- Born: 31 May 1953 Surry Hills, Sydney, Australia
- Died: 5 April 2016 (aged 62) Sydney, Australia
- Education: National Art School Alexander Mackie College
- Awards: Mosman Art Prize 2011 Out on a Limb

= Kerrie Lester =

Australian painter

Kerrie Lester (31 May 1953 – 5 April 2016) was an Australian artist who was a frequent finalist in the Archibald Prize for portraiture, although she never won the main prize.

She was born to John Lester and Dolores Metcalfe at the Crown Street Women's Hospital in Surry Hills, Sydney in 1953, and studied fine arts at the National Art School and the Alexander Mackie College of Advanced Education between 1971 and 1975. She held her first solo exhibition in 1976.

Lester was a finalist in the Archibald Prize sixteen times, but never won.
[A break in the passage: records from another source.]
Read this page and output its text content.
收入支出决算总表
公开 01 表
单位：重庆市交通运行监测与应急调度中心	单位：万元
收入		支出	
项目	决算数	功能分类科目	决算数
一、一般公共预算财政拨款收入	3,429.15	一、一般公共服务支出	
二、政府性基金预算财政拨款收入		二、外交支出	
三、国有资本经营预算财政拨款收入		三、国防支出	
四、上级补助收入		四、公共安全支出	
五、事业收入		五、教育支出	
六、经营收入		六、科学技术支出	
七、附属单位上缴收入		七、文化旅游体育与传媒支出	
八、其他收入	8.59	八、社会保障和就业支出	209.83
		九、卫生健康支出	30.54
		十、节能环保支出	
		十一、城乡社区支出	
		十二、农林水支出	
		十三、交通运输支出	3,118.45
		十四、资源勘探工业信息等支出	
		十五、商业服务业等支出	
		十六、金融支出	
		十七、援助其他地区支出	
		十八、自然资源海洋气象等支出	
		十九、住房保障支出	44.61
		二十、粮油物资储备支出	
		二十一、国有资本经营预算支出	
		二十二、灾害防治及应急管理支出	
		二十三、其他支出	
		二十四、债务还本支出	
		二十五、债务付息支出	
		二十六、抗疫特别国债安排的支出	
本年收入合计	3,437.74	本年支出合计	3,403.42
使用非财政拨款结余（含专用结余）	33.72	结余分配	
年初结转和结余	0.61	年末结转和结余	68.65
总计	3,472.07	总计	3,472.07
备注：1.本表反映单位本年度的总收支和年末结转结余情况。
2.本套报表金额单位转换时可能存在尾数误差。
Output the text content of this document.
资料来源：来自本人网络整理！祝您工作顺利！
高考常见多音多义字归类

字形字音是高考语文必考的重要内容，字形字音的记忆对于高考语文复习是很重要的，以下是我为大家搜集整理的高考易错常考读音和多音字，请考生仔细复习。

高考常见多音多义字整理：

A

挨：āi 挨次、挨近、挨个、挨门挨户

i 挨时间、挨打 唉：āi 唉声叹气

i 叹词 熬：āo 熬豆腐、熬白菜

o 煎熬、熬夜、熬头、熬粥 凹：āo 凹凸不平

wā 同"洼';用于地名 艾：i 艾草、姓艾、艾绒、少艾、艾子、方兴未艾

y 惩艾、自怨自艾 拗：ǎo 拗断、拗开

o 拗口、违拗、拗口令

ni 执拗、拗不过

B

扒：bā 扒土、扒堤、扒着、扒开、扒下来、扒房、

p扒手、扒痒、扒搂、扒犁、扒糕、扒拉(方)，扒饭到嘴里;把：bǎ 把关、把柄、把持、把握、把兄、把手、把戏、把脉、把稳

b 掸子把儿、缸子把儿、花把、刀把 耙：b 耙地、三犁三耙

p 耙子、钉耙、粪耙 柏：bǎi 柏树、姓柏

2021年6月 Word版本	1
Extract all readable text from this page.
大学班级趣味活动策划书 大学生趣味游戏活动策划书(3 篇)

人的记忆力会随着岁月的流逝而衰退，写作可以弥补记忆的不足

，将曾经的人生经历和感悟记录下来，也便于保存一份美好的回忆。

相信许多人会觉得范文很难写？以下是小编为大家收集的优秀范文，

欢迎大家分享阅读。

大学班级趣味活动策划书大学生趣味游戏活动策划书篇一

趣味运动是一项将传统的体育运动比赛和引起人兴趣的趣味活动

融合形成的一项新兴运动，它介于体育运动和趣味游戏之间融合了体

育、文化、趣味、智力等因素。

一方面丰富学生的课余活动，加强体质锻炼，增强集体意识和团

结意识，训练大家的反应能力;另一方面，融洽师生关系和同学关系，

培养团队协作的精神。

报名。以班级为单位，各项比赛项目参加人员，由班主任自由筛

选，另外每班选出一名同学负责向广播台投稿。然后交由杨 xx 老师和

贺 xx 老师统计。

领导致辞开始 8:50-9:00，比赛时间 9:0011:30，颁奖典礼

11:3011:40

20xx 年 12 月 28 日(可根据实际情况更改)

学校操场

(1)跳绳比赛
She did win the associated Packing Room Prize in 1998, for her Self-portrait as a bridesmaid—an allusion to the saying "Always a bridesmaid, never the bride" in relation to her missing out on the Archibald so regularly, and she stopped entering the competition in 2012. Nonetheless, the display of her work at the shortlist exhibitions increased her profile, and the National Portrait Gallery acquired or commissioned her portraits of Margaret Fink, Fred Hollows, James Morrison and Cathy Freeman. She was also a finalist in the Portia Geach Memorial Award nine times, and was a regular finalist and exhibitor in the Wynne Prize and Sir John Sulman Prize group exhibitions. In 2011, she won the Mosman Art Prize for her painting Out on a Limb.

In 2014, she was diagnosed with leukemia, stopping treatment after two stem cell transplants failed to stop the progression of the disease. She died on 5 April 2016, aged 62.